As summer is coming to n end ,why dont we Cape Town vape junkies have a braai out-doors.

Nothing fancy just braai - meet - drink - vape 

plain and simple


Thanks!!!

Reactions: Like 6


----------



## Silver (11/4/15)

Great idea @Mario 
If I was in CT i would attend
Hope you have a fab time and please take a photo!

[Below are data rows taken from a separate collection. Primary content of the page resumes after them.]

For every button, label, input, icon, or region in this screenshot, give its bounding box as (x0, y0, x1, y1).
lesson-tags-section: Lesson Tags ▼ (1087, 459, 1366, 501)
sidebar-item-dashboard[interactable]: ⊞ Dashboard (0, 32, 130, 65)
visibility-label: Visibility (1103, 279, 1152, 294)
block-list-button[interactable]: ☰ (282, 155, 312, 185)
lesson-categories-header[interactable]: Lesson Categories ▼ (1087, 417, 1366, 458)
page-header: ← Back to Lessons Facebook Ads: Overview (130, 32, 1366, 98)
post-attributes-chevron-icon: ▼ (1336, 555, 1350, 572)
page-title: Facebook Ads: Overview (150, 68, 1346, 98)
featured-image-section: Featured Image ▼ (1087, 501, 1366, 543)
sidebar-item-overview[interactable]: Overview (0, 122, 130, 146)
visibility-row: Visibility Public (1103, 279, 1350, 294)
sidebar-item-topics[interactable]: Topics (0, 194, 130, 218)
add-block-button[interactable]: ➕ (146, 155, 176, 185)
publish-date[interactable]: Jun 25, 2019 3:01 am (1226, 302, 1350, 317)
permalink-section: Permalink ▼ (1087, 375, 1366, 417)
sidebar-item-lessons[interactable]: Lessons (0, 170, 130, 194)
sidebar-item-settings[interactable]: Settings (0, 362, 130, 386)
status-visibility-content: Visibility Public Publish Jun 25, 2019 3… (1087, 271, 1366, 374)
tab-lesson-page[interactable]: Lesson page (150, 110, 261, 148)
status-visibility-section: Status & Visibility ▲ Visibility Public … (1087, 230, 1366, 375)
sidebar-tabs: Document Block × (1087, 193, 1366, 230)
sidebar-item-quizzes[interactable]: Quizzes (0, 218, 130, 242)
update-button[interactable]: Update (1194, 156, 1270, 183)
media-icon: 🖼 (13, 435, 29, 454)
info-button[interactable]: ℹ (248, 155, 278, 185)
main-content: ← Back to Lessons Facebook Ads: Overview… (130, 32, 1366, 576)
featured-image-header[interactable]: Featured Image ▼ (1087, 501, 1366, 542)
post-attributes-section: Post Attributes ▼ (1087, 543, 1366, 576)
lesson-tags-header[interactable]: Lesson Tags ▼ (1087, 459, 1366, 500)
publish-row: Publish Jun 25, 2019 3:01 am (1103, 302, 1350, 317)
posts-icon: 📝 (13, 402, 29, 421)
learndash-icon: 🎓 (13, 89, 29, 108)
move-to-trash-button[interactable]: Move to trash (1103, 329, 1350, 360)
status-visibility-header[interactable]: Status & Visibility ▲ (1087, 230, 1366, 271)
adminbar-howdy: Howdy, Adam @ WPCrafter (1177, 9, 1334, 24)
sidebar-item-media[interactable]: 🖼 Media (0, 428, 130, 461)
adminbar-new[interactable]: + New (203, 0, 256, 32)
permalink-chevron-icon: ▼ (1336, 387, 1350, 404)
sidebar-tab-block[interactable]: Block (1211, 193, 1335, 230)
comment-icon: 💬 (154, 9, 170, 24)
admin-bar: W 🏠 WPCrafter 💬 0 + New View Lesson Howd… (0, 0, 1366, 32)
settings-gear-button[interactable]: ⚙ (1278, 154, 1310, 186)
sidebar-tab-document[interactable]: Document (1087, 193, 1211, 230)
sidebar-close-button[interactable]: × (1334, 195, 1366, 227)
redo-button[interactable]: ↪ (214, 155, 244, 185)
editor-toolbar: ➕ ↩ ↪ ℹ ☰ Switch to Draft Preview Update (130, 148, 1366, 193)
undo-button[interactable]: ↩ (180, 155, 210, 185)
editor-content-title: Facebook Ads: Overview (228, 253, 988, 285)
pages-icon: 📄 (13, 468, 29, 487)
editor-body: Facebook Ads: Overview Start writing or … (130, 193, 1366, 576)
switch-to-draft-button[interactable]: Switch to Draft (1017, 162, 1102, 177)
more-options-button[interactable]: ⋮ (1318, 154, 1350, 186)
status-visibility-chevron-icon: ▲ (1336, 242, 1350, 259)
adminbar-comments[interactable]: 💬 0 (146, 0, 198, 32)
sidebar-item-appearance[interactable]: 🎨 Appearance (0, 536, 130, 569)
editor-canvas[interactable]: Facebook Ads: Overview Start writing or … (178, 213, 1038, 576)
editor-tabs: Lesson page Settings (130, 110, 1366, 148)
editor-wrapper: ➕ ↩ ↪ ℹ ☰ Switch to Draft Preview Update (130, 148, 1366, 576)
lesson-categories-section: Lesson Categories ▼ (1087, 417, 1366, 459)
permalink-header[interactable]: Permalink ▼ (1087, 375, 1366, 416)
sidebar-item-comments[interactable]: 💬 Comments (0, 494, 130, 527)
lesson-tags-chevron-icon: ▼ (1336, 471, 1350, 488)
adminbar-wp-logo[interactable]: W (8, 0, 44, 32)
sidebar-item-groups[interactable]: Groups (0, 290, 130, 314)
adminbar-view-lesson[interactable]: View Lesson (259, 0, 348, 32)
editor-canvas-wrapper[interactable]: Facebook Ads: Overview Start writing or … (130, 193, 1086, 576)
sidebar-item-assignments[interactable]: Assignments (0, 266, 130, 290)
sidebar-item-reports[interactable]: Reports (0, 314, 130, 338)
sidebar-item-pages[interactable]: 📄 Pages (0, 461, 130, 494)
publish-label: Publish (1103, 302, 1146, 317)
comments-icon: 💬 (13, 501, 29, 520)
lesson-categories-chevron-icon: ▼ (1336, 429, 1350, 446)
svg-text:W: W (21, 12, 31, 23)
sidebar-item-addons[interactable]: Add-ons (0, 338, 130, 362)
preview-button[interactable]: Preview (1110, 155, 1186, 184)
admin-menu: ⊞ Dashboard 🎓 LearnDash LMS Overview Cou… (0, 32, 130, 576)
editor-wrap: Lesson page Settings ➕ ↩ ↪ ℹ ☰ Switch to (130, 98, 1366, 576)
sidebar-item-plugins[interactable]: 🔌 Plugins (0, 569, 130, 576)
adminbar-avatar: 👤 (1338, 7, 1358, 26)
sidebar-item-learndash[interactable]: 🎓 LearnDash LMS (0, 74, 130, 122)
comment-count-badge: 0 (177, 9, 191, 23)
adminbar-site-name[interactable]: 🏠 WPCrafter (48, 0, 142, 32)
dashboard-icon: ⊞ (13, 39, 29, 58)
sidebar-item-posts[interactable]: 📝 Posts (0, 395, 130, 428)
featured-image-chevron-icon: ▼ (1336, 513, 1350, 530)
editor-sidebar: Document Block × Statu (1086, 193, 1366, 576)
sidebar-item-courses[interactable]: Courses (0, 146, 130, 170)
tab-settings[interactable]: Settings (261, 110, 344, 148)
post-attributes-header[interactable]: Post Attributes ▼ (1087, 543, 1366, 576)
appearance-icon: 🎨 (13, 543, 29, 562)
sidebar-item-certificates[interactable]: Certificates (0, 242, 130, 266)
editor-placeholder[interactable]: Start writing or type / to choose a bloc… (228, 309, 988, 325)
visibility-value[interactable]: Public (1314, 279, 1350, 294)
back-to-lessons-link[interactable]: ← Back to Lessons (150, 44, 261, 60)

I have moved this thread to "Vape Events & Meets"

Reactions: Thanks 1


----------



## Silver (11/4/15)

I have also added (in CT) to your title to make it more descriptive

Reactions: Thanks 1


----------



## Mario (11/4/15)

Thanks @Silver

Reactions: Like 1


----------



## Mario (11/4/15)

Ok boyz n girlz

So PM me so we can set this up over a weekend (Saturday or Sunday)...lets make this a family day for all to enjoy


----------



## Gazzacpt (11/4/15)

I think @KieranD is in CT next weekend as well doing the CT leg of the E Liquid Project launch.


----------



## RoSsIkId (11/4/15)

Next weekend I can do. Will keep my eye on the thread


----------



## ShaneW (12/4/15)

Sounds like an awesome idea, I'm keen

Reactions: Like 1


----------



## Mario (12/4/15)

ok locations ?

Tokia Forest
Newlands Forest?
Ou de kraal?

or any other place......


----------



## ShaneW (12/4/15)

Mario said:


> ok locations ?
> 
> Tokia Forest
> Newlands Forest?
> ...



Tokai forest had its own braai a few weeks ago  

I'm new around here so I'll leave that up to you guys to decide


----------



## cfm78910 (12/4/15)

I'm in.


----------



## Gazzacpt (12/4/15)

Will have to be newlands not sure Tokai is operational after the massive fires.


----------



## Riaz (12/4/15)

Great idea. 

I'm in if its after May 12th. 


Sent from my iPhone using Tapatalk


----------



## Keyaam (12/4/15)

Im in


Sent from my iPhone using Tapatalk


----------



## ZeeZi169 (24/4/15)

I'm in too


----------



## ZeeZi169 (24/4/15)

@Waheebh


----------



## KB_314 (24/4/15)

I'm in as well.


----------



## Marzuq (24/4/15)

This sounds good. I'm game


----------



## slaterdecent (24/4/15)

I would def be keen lemme know deets.


----------



## jprossouw (11/5/15)

Great idea, im in. Will be cool to meet other vapers


----------



## RoSsIkId (11/5/15)

When it happening now?


----------



## phanatik (11/5/15)

@Mario I'm def keen.

Have do we have a proposed date?


----------



## Ccoetzee (11/5/15)

Sounds cool, will watch thread for details!


----------